University of Gothenburg

Paper Title: Home and Away: Heritage Imaginaries as Topic and Idiolect in K-pop

Abstract:

The global traction of K-pop is often assigned to supportive export policy and digital
ingenuity. Only recently have scholars started to relate it to K-pop’s capacity for persuasive
storytelling and world building. One of the important narrative devices used to that end is
“concepts”: the thematic organization of songs around certain literary or cinematic tropes,
whereby the musical track, its music videos, and its promotional visuals are bound together in
an aesthetically and affectively cohesive way. Among the concepts that have lent K-pop
productions their distinctive scenography, the concept of Korean heritage has rightfully
attracted the most scholarly attention.

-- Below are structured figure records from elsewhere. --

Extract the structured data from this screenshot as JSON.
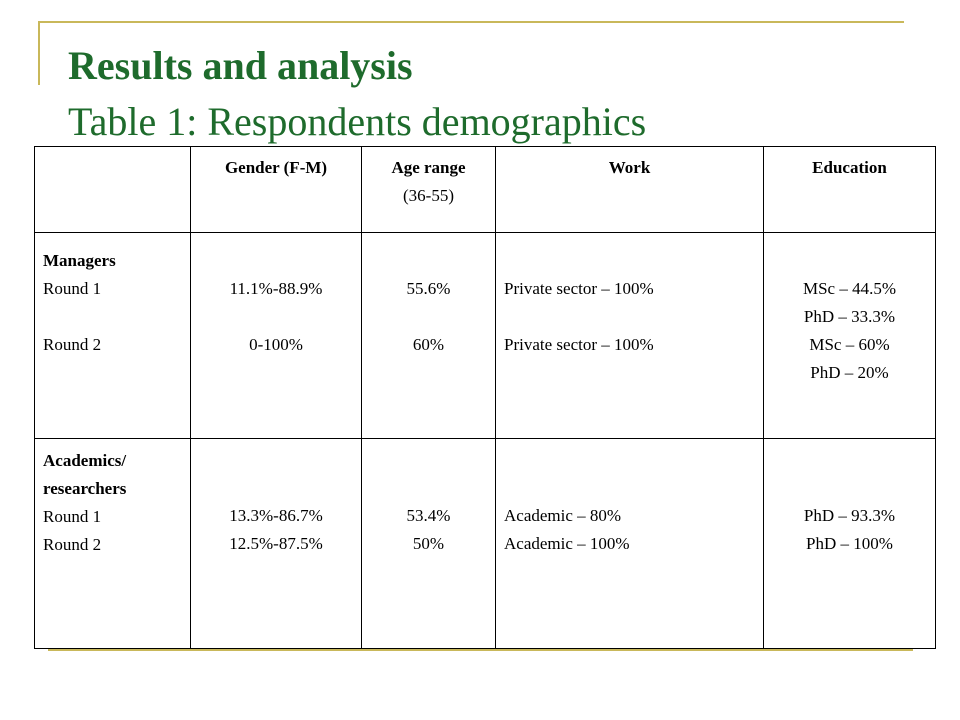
{
  "title": {
    "main": "Results and analysis",
    "subtitle": "Table 1: Respondents demographics"
  },
  "table": {
    "headers": {
      "gender": "Gender (F-M)",
      "age_title": "Age range",
      "age_sub": "(36-55)",
      "work": "Work",
      "education": "Education"
    },
    "managers": {
      "group": "Managers",
      "round1_label": "Round 1",
      "round2_label": "Round 2",
      "gender_r1": "11.1%-88.9%",
      "gender_r2": "0-100%",
      "age_r1": "55.6%",
      "age_r2": "60%",
      "work_r1": "Private sector – 100%",
      "work_r2": "Private sector – 100%",
      "education": [
        "MSc – 44.5%",
        "PhD – 33.3%",
        "MSc – 60%",
        "PhD – 20%"
      ]
    },
    "academics": {
      "group_line1": "Academics/",
      "group_line2": "researchers",
      "round1_label": "Round 1",
      "round2_label": "Round 2",
      "gender_r1": "13.3%-86.7%",
      "gender_r2": "12.5%-87.5%",
      "age_r1": "53.4%",
      "age_r2": "50%",
      "work_r1": "Academic – 80%",
      "work_r2": "Academic – 100%",
      "education_r1": "PhD – 93.3%",
      "education_r2": "PhD – 100%"
    }
  }
}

Expressed through historical costume, décor, and
traditional instruments, the representation of Korean traditional arts has been considered a
means to assert a sense of locality and national identity (Saeji 2020), (Lee 2023).

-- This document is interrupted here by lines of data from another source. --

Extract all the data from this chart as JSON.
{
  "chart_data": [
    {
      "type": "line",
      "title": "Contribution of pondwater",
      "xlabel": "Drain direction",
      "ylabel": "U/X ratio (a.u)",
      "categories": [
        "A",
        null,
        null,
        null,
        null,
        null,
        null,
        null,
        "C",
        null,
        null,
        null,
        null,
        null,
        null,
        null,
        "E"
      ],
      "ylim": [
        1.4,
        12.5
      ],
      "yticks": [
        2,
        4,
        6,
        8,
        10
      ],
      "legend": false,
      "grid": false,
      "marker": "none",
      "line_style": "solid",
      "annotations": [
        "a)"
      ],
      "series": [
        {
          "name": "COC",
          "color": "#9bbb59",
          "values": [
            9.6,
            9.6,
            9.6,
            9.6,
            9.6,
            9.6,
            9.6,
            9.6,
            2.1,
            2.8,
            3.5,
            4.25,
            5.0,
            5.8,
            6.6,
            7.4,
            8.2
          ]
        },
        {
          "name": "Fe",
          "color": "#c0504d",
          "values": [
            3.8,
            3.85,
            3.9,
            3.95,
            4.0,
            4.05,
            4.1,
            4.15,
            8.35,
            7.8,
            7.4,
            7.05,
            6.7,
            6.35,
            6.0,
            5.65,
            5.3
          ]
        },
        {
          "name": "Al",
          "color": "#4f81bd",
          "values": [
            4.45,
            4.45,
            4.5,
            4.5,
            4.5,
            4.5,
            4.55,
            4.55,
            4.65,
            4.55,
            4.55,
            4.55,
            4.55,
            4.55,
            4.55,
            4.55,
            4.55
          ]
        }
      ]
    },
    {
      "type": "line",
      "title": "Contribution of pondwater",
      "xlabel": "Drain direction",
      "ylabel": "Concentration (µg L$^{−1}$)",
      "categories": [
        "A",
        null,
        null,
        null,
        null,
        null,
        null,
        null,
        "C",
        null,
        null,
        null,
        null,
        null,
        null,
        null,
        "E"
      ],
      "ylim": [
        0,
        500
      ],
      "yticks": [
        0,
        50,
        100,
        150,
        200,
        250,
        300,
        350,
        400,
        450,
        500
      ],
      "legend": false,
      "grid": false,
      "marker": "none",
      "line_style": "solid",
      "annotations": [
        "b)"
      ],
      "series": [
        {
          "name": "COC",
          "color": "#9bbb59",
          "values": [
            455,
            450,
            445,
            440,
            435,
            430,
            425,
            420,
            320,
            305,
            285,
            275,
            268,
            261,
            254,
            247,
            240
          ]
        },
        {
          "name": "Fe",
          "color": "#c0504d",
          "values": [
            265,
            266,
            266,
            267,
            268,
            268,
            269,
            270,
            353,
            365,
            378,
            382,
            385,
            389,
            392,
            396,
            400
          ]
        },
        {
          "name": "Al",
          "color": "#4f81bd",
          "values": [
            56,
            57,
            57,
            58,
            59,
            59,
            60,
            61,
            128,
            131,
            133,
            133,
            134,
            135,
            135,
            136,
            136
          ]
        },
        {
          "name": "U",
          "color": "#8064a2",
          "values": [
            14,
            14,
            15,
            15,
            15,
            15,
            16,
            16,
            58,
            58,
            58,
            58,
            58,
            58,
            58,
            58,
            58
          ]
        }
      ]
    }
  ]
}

This paper aims to map the different ways in which K-pop approaches tangible and
intangible cultural heritage as part of its construction of both “imaginaries of heritage” and
“heritage imaginaries” (Astudillo and Salazar 2024). It argues, firstly, that K-pop uses
artefacts, instrumental timbres, musical motifs, and even regional dialects to generate specific
notions of what cultural heritage inheres in, at the same time as it constructs representations of
specific groups of people as subjects of heritage. Secondly, it argues for a distinction between
K-pop’s representation of heritage as a topic of discourse—the stereotypical allusion to a
characteristic musical style in a theatrical, indexical way—in contrast to the appropriation of
heritage as an idiolect, in an attempt to create a new, distinctive musical language. Through
analysis of musical examples, the paper proposes ways to decipher cases of the invocation of
cultural heritage as topic versus idiolect, for example by considering its co-occurrence with
other topics, as well as its relation to certain lyrical themes.